There are times when technology gets the better of us. Yesterday, for example, the technology driving the dynamic web design at MTV.com created irony when video from the Virgina Tech killing spree became juxtaposed against an advertisement promoting the new "Smokin' Aces" movie -- a film that promises to be full of bloodshed and mayhem.
Dynamic web content refers to an interactive design that places elements on a page in response to various contexts. However, this type of interactivity can also end up sending conflictive messages, especially since studies show that viewers do not navigate web content the same way in which they would read in a traditionanl print format.
To its credit, given the fact that technology can bump heads with social and cultural values, MTV is aware that issues such as this one can arise from time to time.
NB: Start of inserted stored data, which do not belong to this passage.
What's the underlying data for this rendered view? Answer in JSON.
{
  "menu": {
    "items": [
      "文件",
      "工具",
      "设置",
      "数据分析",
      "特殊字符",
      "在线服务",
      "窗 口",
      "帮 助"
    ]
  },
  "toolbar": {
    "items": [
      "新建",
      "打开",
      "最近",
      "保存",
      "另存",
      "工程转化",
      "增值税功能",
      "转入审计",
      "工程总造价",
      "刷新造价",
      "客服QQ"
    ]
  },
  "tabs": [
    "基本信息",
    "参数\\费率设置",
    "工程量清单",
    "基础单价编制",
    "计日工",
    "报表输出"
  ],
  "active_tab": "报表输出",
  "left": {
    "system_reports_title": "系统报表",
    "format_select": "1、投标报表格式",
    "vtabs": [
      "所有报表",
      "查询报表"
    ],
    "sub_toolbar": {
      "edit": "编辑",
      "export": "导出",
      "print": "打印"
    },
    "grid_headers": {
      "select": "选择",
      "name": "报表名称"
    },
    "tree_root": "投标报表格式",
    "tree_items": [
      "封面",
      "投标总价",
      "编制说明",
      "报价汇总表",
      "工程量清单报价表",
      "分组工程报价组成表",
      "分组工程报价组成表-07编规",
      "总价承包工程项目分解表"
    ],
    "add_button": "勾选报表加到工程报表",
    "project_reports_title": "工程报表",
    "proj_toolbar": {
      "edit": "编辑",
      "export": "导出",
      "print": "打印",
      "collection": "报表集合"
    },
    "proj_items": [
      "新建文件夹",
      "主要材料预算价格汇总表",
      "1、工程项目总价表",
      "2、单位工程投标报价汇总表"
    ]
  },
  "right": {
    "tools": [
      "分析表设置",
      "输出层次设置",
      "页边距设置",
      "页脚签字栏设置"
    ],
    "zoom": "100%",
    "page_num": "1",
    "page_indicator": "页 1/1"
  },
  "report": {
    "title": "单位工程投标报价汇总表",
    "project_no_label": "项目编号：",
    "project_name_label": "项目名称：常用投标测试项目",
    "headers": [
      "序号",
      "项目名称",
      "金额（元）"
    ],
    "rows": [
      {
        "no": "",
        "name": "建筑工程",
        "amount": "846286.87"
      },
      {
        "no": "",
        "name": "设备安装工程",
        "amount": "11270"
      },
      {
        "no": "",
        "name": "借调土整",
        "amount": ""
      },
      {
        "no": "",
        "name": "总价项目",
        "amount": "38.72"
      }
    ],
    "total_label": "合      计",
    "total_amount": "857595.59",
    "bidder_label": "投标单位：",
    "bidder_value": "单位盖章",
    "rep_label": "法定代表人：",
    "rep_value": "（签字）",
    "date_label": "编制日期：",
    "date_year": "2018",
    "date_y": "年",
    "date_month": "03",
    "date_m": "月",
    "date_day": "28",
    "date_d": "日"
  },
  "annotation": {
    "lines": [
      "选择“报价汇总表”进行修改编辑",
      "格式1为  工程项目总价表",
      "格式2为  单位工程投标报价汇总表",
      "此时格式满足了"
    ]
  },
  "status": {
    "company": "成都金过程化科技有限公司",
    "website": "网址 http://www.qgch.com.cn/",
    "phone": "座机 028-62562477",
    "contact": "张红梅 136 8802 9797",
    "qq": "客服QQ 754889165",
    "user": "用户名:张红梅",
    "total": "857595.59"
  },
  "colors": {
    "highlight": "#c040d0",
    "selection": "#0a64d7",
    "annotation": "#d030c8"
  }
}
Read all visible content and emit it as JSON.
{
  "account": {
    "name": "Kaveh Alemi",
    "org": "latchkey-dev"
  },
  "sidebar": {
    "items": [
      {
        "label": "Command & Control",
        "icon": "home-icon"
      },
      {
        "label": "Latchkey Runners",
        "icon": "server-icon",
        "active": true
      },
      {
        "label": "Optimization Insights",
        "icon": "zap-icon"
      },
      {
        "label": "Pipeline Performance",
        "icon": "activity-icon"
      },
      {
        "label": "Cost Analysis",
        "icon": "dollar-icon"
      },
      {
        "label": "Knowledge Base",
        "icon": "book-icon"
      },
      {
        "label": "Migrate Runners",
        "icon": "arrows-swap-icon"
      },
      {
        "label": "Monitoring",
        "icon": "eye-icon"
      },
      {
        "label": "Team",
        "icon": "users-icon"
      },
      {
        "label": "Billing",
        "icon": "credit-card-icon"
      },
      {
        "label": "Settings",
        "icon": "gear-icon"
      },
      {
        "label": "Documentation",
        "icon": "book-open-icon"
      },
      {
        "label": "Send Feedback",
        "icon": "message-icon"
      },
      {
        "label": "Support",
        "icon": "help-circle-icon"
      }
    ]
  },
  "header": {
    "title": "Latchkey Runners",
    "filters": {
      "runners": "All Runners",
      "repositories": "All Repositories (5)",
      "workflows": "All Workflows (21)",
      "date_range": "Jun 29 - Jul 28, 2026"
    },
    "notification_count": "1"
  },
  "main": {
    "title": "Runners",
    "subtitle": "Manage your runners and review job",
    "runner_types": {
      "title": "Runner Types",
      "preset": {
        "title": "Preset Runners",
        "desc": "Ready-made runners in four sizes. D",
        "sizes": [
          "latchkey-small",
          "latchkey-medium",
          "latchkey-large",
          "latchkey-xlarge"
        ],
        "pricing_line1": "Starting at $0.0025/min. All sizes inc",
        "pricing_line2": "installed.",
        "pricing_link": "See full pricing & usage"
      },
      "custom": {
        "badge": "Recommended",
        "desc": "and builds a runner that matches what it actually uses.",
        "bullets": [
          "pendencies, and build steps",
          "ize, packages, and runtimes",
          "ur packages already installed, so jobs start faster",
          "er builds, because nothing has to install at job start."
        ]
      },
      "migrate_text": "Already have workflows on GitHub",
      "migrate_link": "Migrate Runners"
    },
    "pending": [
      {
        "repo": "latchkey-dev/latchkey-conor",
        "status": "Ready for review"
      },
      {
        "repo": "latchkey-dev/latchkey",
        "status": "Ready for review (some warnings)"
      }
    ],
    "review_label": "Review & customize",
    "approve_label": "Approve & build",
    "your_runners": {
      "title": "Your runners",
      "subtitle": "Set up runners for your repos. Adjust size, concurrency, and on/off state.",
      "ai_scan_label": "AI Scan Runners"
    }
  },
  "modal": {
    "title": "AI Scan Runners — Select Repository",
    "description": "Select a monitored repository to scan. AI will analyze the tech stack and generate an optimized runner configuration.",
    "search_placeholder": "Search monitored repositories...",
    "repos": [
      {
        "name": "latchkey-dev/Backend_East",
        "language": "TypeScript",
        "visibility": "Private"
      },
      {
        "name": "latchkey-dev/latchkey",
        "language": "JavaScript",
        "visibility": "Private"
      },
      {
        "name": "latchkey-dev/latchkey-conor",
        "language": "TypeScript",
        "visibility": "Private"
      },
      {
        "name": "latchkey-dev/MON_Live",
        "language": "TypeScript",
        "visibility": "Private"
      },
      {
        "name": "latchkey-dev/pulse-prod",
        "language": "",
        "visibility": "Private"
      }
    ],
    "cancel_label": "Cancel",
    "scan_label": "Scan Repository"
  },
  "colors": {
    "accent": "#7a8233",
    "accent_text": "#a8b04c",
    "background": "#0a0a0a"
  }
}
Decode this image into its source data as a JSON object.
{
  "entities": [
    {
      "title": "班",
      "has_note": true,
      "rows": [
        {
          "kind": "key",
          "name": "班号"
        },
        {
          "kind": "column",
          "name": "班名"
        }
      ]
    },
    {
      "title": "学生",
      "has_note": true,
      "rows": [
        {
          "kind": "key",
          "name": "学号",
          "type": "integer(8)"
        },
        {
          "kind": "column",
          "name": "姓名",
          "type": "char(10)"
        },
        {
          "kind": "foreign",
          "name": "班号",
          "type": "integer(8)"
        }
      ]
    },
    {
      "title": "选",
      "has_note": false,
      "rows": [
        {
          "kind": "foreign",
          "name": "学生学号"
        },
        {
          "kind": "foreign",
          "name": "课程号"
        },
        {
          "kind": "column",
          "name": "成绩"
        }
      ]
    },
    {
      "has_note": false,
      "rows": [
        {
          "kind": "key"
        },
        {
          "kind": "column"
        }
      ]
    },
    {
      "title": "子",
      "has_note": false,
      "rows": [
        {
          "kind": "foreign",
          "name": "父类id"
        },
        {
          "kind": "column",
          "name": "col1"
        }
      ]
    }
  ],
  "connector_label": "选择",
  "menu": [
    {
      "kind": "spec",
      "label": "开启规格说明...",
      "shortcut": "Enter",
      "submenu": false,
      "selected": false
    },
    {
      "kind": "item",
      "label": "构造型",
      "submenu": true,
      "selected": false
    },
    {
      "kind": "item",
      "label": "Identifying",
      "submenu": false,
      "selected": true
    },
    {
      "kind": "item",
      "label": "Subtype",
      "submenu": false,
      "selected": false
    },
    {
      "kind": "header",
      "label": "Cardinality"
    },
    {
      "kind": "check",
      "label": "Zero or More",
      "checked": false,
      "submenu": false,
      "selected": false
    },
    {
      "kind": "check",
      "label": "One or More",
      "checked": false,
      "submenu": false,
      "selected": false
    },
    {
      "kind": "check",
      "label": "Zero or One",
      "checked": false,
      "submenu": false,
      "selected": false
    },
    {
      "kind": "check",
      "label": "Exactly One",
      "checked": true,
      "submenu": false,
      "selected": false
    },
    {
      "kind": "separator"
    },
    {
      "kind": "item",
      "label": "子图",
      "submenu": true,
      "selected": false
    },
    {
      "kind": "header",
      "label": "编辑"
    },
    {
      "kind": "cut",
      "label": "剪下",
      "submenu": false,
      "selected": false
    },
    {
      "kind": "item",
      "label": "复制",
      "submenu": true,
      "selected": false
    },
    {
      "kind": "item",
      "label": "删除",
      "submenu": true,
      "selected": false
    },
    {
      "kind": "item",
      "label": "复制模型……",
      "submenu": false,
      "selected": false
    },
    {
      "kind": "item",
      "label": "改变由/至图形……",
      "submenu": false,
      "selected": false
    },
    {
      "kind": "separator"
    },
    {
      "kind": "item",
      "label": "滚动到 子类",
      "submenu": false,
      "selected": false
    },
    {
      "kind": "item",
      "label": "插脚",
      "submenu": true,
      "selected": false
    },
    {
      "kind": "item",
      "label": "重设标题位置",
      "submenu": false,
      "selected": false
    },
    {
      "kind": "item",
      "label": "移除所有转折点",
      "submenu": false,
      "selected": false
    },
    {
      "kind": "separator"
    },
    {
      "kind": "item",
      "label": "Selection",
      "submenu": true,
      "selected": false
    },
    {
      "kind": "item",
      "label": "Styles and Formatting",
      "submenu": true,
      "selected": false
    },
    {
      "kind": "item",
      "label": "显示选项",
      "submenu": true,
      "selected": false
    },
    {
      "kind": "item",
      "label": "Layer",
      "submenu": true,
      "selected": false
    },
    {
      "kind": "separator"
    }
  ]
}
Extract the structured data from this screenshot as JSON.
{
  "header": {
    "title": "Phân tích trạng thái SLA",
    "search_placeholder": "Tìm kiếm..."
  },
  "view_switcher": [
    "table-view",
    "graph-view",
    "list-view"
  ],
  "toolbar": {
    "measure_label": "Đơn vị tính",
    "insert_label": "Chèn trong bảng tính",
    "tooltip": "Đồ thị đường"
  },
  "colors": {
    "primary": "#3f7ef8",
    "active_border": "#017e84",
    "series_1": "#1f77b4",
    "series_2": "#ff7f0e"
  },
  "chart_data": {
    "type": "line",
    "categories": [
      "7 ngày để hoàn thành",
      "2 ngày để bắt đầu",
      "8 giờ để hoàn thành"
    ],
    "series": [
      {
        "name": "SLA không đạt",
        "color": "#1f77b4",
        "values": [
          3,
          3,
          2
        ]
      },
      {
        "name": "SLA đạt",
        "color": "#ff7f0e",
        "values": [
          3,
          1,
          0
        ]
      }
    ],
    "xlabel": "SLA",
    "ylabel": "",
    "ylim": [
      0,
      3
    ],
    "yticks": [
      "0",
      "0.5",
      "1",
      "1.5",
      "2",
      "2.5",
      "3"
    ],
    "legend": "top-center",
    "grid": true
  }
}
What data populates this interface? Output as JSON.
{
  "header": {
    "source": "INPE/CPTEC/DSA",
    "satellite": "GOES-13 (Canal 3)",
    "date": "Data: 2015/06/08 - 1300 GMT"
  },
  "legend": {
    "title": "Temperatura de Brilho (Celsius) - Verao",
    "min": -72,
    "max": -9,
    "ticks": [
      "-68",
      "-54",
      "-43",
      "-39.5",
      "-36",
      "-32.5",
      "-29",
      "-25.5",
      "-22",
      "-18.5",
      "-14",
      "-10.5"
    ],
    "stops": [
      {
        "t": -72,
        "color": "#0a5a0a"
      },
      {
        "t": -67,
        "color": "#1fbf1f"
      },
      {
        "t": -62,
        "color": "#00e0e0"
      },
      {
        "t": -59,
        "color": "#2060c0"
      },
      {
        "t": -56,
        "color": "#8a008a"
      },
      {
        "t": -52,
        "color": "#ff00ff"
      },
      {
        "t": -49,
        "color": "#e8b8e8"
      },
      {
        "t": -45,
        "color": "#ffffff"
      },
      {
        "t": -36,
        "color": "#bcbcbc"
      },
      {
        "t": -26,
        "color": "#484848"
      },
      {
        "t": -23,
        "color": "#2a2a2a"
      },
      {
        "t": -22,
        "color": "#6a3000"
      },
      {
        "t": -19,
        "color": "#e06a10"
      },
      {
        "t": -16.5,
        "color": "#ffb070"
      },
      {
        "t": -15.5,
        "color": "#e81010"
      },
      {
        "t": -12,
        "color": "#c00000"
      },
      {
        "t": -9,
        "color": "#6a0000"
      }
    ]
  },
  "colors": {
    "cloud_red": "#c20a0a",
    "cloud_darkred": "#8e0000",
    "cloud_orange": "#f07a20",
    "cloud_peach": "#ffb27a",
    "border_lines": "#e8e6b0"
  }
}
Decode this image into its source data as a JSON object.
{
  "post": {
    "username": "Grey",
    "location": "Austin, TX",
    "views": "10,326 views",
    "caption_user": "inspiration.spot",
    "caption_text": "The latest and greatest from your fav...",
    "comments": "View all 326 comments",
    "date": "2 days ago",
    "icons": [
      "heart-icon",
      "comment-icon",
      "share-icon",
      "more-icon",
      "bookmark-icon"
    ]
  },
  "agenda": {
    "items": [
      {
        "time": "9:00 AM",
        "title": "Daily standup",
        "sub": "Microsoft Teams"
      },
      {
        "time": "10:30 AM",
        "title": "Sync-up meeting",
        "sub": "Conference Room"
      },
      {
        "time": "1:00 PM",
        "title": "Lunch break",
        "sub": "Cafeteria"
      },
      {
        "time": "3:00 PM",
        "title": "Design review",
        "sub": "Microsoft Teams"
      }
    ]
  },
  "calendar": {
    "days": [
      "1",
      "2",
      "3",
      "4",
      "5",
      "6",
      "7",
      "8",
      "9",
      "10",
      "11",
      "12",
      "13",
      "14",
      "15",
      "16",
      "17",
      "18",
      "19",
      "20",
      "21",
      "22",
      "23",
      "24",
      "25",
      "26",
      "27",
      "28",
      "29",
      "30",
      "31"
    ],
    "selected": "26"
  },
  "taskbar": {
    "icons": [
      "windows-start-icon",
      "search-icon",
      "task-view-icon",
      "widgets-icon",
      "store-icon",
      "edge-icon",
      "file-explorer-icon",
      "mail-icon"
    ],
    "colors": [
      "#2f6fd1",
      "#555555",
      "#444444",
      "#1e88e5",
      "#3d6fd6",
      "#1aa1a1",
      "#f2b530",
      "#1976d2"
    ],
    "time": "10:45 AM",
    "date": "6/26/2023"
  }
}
According to MTV, its news staff makes an effort to "....move on removing such inappropriate juxtapositions...Unfortunately, the system did not react as quickly as we did. We continue to do our best balancing the inevitable byproducts of dynamism."
At the same time, there appears to be a critical flaw in the increasingly blurry lines between news and advertising content these days on the web -- one that places a premium on making money through advertising over the common sense and good judgment of providing reader's with news.
Kate Zimmerman writes about another juxtaposition of questionable ad placement on Yahoo -- one which a reader views a story about the shootings next to an advertisement for L.L. Bean.
Zimmerman notes:
"The contextual ads shown against this story are almost completely irrelevant, if not inappropriate - further proof that contextual ad networks need human editors (or at the very least, a way for advertisers to safeguard against poor placement)."